À ces deux critères, qu'il convient de distinguer, s'ajoute celui du rapport au pouvoir en place, c'est-à-dire l'appartenance à la majorité gouvernementale ou à l'opposition, ou plutôt aux oppositions puisqu'elles sont toujours plurielles.

 

En résumé, un parti politique peut toujours se définir par trois critères:
1) Son attitude vis-à-vis du gouvernement, qui se résume à deux positions: majorité ou oppositions.
2) Son idéologie de référence (possibilités illimitées).
3) Son positionnement géographique sur l'échiquier politique, qui se résume à cinq positions: extrême droite ou droite ou centre ou gauche ou extrême gauche.

 

Qu'en est-il du Front National? Marine Le Pen a-t-elle raison en refusant de classer son parti à l'extrême droite?
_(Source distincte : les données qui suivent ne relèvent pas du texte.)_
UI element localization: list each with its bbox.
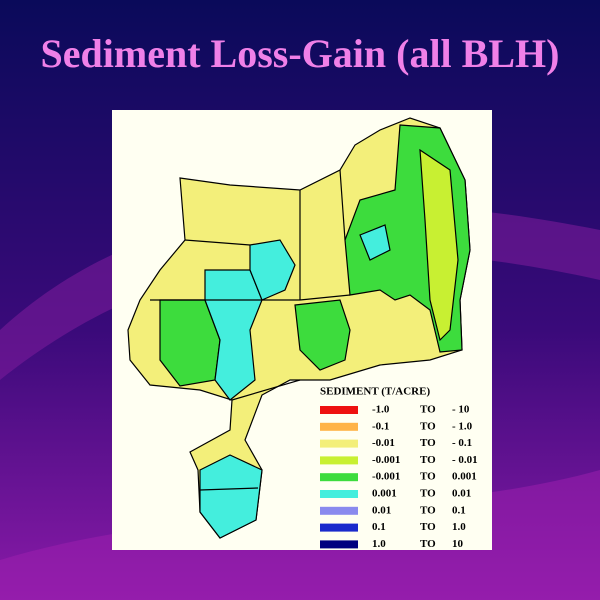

1) Son attitude vis-à-vis du gouvernement. Le FN est bien entendu dans l'opposition à la majorité présidentielle de François Hollande et à la majorité parlementaire de Jean-Marc Ayrault.

2) Son idéologie de référence. Comme la plupart des partis politiques aujourd'hui, qualifier l'idéologie du FN n'est pas évident. Le terme de national-populisme est souvent utilisé, et selon moi avec raison, même si le frontisme est passé d'un national-libéral-populisme sous Jean-Marie Le Pen à un national-social-populisme sous Marine Le Pen (avis aux cons: il ne s'agit absolument pas sous ma plume d'une allusion au national-socialisme hitlérien, le gaullisme par exemple étant lui-même national et social).
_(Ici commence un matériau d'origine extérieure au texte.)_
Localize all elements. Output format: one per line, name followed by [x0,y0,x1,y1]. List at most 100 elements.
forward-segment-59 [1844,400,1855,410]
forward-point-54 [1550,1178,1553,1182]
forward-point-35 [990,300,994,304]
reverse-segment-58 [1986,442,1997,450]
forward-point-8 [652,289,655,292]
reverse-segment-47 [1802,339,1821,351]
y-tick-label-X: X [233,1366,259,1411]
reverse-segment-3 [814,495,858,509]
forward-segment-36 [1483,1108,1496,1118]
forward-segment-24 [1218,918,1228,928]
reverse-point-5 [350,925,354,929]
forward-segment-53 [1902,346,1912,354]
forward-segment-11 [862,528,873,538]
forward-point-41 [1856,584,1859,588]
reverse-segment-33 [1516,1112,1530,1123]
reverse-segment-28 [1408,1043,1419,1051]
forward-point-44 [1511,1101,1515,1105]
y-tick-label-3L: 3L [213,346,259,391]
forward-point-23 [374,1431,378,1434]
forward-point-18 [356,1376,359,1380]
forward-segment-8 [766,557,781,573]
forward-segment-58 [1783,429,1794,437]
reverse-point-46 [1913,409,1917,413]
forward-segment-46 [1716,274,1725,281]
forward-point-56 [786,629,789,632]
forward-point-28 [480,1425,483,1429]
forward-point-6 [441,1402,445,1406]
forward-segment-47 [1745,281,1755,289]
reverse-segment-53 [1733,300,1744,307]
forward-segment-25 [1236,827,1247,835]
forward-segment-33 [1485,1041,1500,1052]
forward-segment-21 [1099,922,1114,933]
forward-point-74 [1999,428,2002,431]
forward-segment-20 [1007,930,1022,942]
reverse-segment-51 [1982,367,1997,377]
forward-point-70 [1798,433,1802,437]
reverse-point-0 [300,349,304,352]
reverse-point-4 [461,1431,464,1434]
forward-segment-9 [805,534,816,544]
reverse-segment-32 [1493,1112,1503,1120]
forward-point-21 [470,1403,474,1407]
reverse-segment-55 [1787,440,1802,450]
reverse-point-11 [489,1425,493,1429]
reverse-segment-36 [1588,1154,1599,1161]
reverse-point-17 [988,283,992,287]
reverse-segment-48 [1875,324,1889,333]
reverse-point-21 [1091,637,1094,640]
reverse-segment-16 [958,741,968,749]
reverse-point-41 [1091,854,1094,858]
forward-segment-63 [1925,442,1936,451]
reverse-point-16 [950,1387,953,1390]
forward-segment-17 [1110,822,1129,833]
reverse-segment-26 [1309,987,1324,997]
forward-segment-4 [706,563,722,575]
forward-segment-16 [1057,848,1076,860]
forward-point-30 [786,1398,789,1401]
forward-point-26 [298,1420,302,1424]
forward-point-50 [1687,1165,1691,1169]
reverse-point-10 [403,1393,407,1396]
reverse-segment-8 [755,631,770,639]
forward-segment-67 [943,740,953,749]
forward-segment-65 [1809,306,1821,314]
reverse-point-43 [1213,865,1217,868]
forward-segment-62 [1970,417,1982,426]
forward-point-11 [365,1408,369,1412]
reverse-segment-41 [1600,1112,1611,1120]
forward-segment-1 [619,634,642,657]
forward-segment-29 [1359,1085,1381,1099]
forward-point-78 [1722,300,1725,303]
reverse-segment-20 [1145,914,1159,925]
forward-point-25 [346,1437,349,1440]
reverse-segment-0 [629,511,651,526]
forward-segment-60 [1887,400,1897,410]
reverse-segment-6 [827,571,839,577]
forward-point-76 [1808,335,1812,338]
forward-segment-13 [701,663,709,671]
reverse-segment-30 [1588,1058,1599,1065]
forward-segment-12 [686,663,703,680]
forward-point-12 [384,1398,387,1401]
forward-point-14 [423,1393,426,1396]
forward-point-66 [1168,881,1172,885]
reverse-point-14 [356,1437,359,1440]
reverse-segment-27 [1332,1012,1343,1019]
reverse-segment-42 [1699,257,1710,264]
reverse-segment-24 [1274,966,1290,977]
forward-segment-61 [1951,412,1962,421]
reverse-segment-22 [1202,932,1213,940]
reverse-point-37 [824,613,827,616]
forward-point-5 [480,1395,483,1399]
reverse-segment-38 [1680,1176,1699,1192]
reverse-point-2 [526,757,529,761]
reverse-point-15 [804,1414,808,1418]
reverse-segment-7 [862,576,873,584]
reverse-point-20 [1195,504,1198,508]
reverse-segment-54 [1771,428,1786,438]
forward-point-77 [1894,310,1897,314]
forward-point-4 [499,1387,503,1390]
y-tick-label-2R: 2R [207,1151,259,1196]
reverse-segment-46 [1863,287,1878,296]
3) Son positionnement sur l'échiquier politique. C'est là que Marine Le Pen bloque sur son classement à l'extrême droite. Pourtant, où d'autre classer le FN sur l'échiquier politique?
À droite? Non, car il n'appartient pas au système d'alliance de la droite dominé par l'UMP. Au centre? À gauche? À l'extrême gauche?
De par son insertion dans aucun système d'alliance, de par ses interactions politiques et de par son histoire, le FN appartient aujourd'hui à l'extrême droite. Peut-être cela changera-t-il demain. François Bayrou, par exemple, sans changer de corpus idéologique est passé de la droite au centre en 2005-2007 puis semble actuellement repasser à droite.
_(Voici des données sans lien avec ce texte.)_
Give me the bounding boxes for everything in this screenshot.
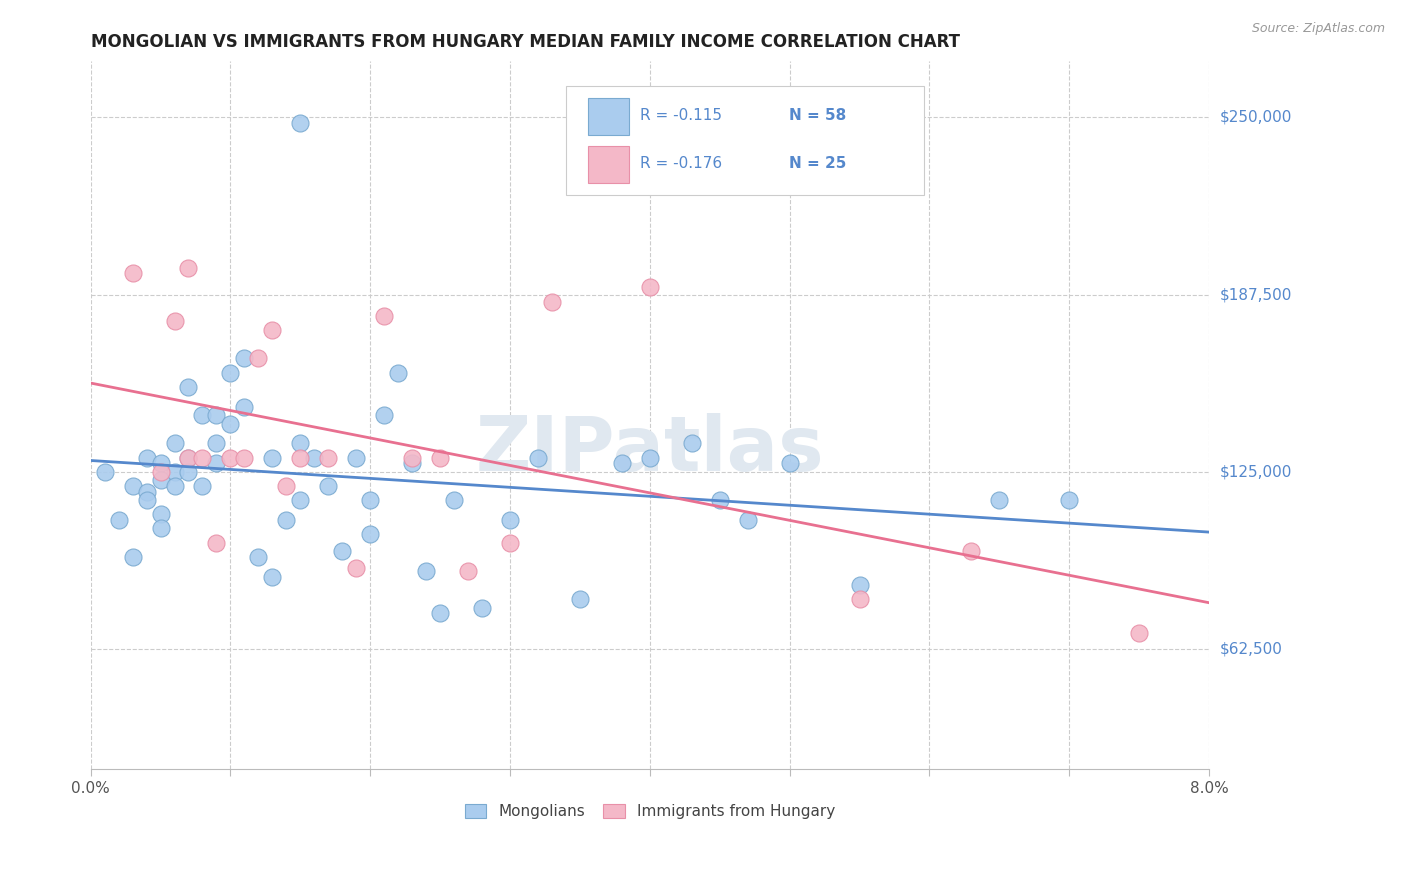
Point [737,513,759,527]
Text: R = -0.115: R = -0.115 [640,108,721,123]
Point [262,323,284,337]
Point [107,513,129,527]
Point [163,479,186,493]
Point [191,408,214,422]
Point [1128,626,1150,640]
Point [359,493,381,508]
Point [191,450,214,465]
Point [373,309,395,323]
Point [219,417,242,431]
Point [1059,493,1081,508]
Point [135,450,157,465]
Point [135,493,157,508]
Point [219,366,242,380]
Point [149,456,172,470]
Point [177,450,200,465]
Point [429,450,451,465]
Point [443,493,465,508]
Point [191,479,214,493]
Point [471,600,494,615]
Point [233,450,256,465]
Point [233,400,256,414]
Text: $125,000: $125,000 [1220,464,1292,479]
Point [233,351,256,366]
Point [988,493,1011,508]
Text: N = 58: N = 58 [789,108,846,123]
Point [290,116,312,130]
Point [276,479,298,493]
Point [373,408,395,422]
Point [401,456,423,470]
Point [344,561,367,575]
Point [177,260,200,275]
Text: N = 25: N = 25 [789,156,846,171]
Text: $62,500: $62,500 [1220,641,1284,657]
Point [247,549,270,564]
Point [93,465,115,479]
Point [499,535,522,549]
Point [177,465,200,479]
Point [779,456,801,470]
Point [290,450,312,465]
Point [121,266,143,280]
Point [848,578,870,592]
Point [401,450,423,465]
Point [330,544,353,558]
Point [121,549,143,564]
Point [848,592,870,607]
Point [638,450,661,465]
Point [681,436,703,450]
Point [316,450,339,465]
Point [135,484,157,499]
Point [359,527,381,541]
Point [149,507,172,521]
Point [262,450,284,465]
Legend: Mongolians, Immigrants from Hungary: Mongolians, Immigrants from Hungary [458,797,841,825]
Point [960,544,983,558]
Point [205,535,228,549]
Point [205,408,228,422]
Text: ZIPatlas: ZIPatlas [475,414,824,487]
Point [429,607,451,621]
Point [387,366,409,380]
Text: R = -0.176: R = -0.176 [640,156,721,171]
Point [499,513,522,527]
Point [638,280,661,294]
Point [205,456,228,470]
Point [709,493,731,508]
Point [290,493,312,508]
Text: $250,000: $250,000 [1220,110,1292,125]
Point [610,456,633,470]
Point [304,450,326,465]
Point [457,564,479,578]
Point [149,473,172,487]
Point [316,479,339,493]
Point [149,465,172,479]
Point [121,479,143,493]
Point [527,450,550,465]
Point [177,379,200,393]
Point [163,314,186,328]
Point [149,521,172,535]
FancyBboxPatch shape [588,98,628,135]
Point [541,294,564,309]
Point [205,436,228,450]
Point [290,436,312,450]
Text: MONGOLIAN VS IMMIGRANTS FROM HUNGARY MEDIAN FAMILY INCOME CORRELATION CHART: MONGOLIAN VS IMMIGRANTS FROM HUNGARY MED… [90,33,960,51]
Point [344,450,367,465]
Point [247,351,270,366]
Point [262,569,284,583]
Point [163,436,186,450]
Point [163,465,186,479]
Point [276,513,298,527]
Text: Source: ZipAtlas.com: Source: ZipAtlas.com [1251,22,1385,36]
Point [415,564,437,578]
FancyBboxPatch shape [567,86,924,195]
Point [219,450,242,465]
FancyBboxPatch shape [588,146,628,183]
Text: $187,500: $187,500 [1220,287,1292,302]
Point [177,450,200,465]
Point [568,592,591,607]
De fait, comme Jean-Pierre Chevènement en 2002, François Bayrou en 2007-2012 et Marine Le Pen, je considère que les frontières partisanes ne correspondent pas aux vrais clivages idéologiques. Une recomposition du paysage politique n'est donc pas à exclure un jour, mais elle ne pourrait s'opérer que dans la foulée d'une élection présidentielle victorieuse.

 

En conclusion, le FN est un parti national-populiste positionné à l'extrême droite et appartenant à l'opposition.